FRANCK MAUBERT Au bonheur des côtes
TOUT UN CHACUN a déjà fait l’expérience de débarquer en basse saison dans une station balnéaire désertée, et d’être saisi par l’étrangeté mélancolique qui y règne, mais aussi par le sentiment que quelque chose de secret soudainement reprend ses droits. L’auteur, dont un ami proche est très malade, et qui peut-être tente ainsi de fuir cette douleur, se lance dans une exploration des côtes atlantiques françaises quand les touristes, frileusement, les ont abandonnées. On voyage des brumes lumineuses du Nord jusqu’à la côte basque, en passant par la Normandie, en faisant un saut sur l’île d’Yeu, particulièrement inspirante
– sa côte sauvage, ses corbeaux blancs, ses délicieux fruits de mer appelés patagos... Puis on se perd dans les Landes et les pins de la Gironde, en remontant vers la Bretagne
– ce « bout de la terre » –, pour achever le périple par le Cotentin et les îles Chausey. En quelques phrases, l’auteur débusque la poésie d’un lieu, raconte sa géographie, joint une anecdote, une citation, le récit d’une rencontre
– tant de doux excentriques sur son chemin –, une précision érudite qui remonte le temps, dévoilant la puissance temporelle des monuments, ports, ponts, châteaux et villas dépositaires de tant d’histoires humaines et de traces d’artistes, nombreux, à avoir fréquenté ces bords de mer.

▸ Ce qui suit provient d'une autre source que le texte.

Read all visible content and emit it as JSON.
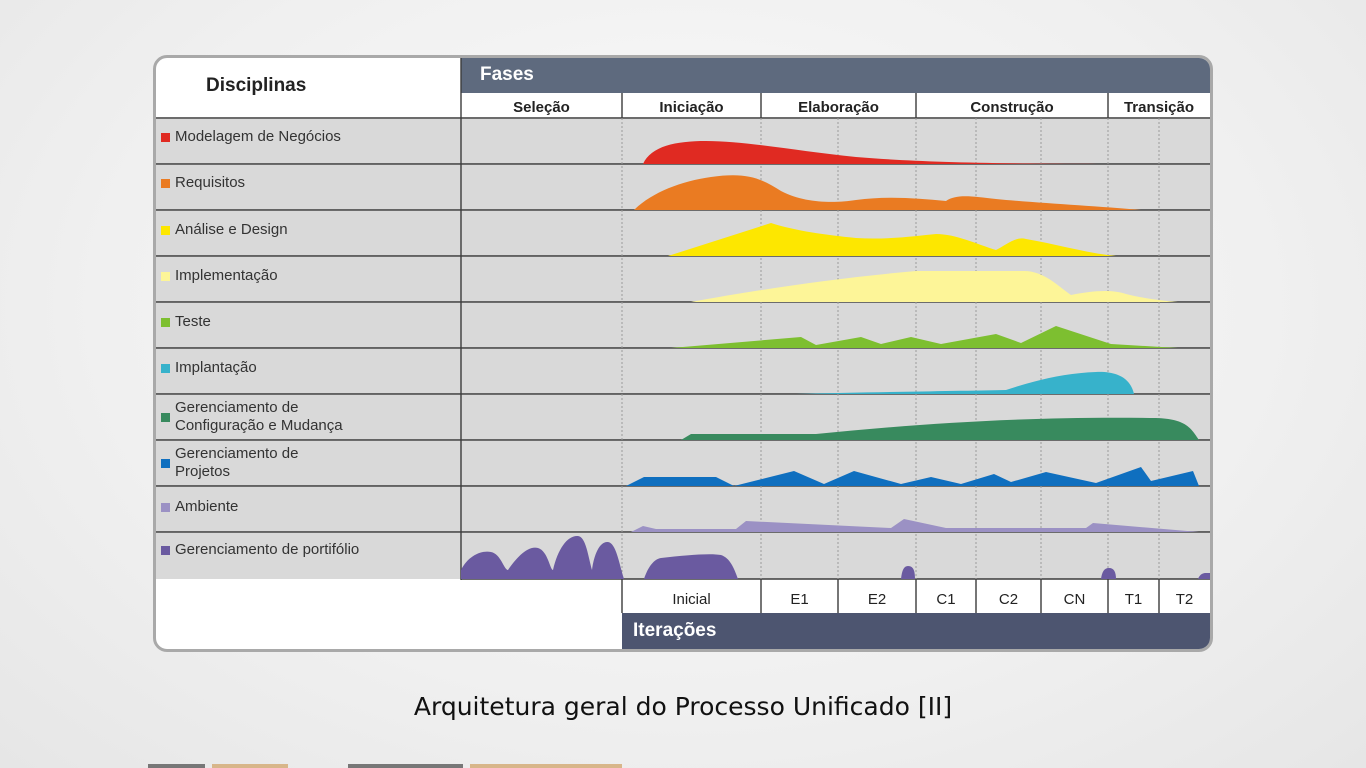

Franck Maubert n’accumule pas du savoir – il s’en fiche bien –, il cherche plutôt le déclic qui permet à un lieu de s’incarner, de devenir émouvant. D’une plage à une pinède, d’un camping à un restaurant, d’un hôtel chic à un casino, le nez au vent, c’est à une découverte intime de cette France en communion profonde avec l’océan qu’il nous convie. À chaque étape, l’écrivain tente, avec les mots, de saisir la mer, toujours identique et pourtant méconnaissable en chaque rivage. Entre terre et mer
– les rivières jouent aussi un rôle important… –, des phrases magnifiques – « le jaune agressif des genêts défit le bleu du ciel » – et des pages qui nous invitent à chercher à notre tour l’émotion atlantique, toute proche. I. P.